Linnea followed, feeling morally queasy at how easily her lie had been believed. She had always assumed that those who lived around oracles made their living by listening to gossip. Did they really accept directives from outside, just on the word of someone claiming to be sent by their deity?

At least I intend no harm,
Linnea thought.
I will do nothing but observe and learn what I may. And my mission is to save these people from a really horrible fate.

The smell of sulfur intensified as they eased past a great crack between two massive rocks. Short as she was, Linnea had to duck and walk sideways for several yards, until cool air suddenly ruffled against her face and they emerged into a wide cavern with a sudden drop at the left. Linnea did not have to look down to see the rushing water. Above the stream, far above, was another great crack. A shaft of faint golden light, widening slowly, filtered in.

A circle of young girls, all in brightly colored robes with red jackets edged with blue, walked with deliberate step in a circle round what looked like an ancient tree stump, their arms upraised, fingers brought to a point like a beak—or like the head of a serpent, Linnea realized, as she watched the sinuous, dancelike swayings and pouncings of those young arms and hands.

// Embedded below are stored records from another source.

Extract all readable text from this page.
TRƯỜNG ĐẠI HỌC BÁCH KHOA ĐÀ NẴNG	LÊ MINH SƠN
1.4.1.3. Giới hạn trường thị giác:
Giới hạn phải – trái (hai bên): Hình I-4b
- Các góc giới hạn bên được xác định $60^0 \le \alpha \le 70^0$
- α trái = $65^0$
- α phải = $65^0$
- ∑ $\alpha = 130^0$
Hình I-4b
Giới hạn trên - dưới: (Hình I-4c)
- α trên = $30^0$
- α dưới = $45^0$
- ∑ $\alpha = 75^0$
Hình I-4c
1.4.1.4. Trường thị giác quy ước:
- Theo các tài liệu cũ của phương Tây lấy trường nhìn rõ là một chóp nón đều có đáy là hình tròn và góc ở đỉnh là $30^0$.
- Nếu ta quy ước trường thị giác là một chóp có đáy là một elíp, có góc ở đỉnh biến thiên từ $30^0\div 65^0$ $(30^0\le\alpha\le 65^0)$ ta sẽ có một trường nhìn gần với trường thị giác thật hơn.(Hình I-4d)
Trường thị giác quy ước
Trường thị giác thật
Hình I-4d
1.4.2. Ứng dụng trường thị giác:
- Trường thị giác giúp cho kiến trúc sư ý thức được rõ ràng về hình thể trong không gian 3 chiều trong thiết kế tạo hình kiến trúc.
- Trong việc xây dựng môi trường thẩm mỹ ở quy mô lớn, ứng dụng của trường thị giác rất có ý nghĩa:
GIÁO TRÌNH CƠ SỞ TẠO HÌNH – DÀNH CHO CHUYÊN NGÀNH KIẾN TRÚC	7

Linnea transferred her gaze to the center of the circle. Had a tree really once grown here? Well, there was light, and below ran water. All that was needed was some bird to drop a seed while flying over that crack.

As the thin shaft of light crept closer to the great tree, Linnea perceived movement in the shadows at the other end of the cave, beyond the circle of the girls and the tree.

Ching! Ching! A girl clashed little copper cymbals, and the chant began again. Between the young bodies, swaying in unison as the girls' voices rose, faintly echoing, Linnea glimpsed a shadowy form all in red.

Two steps, three, and the form resolved into a woman, an older woman, spare of build, her sparse hair bound up in a golden serpent-fillet like those of the girls, her eyes dark and surrounded by wrinkles.

Two older women assisted her. When she neared the circle the young girls did not break their step, only amended it, creating a gap, through which the old woman came on alone.

She approached the great tree stump and climbed up onto it. Linnea couldn't quite see the cut portion, as it was about five feet from the rocky floor, but there seemed to be a seat carved in it, for the priestess sat, just as a thin finger of sunlight touched her hair, lighting the gray to molten silver and shrouding her face in shadow.

The girls finished their chant on a triumphant note and filed back down the narrow crevasse through which Linnea had come. Moments later the sound of the voices floated back: now, apparently, the purification ritual included the petitioners outside.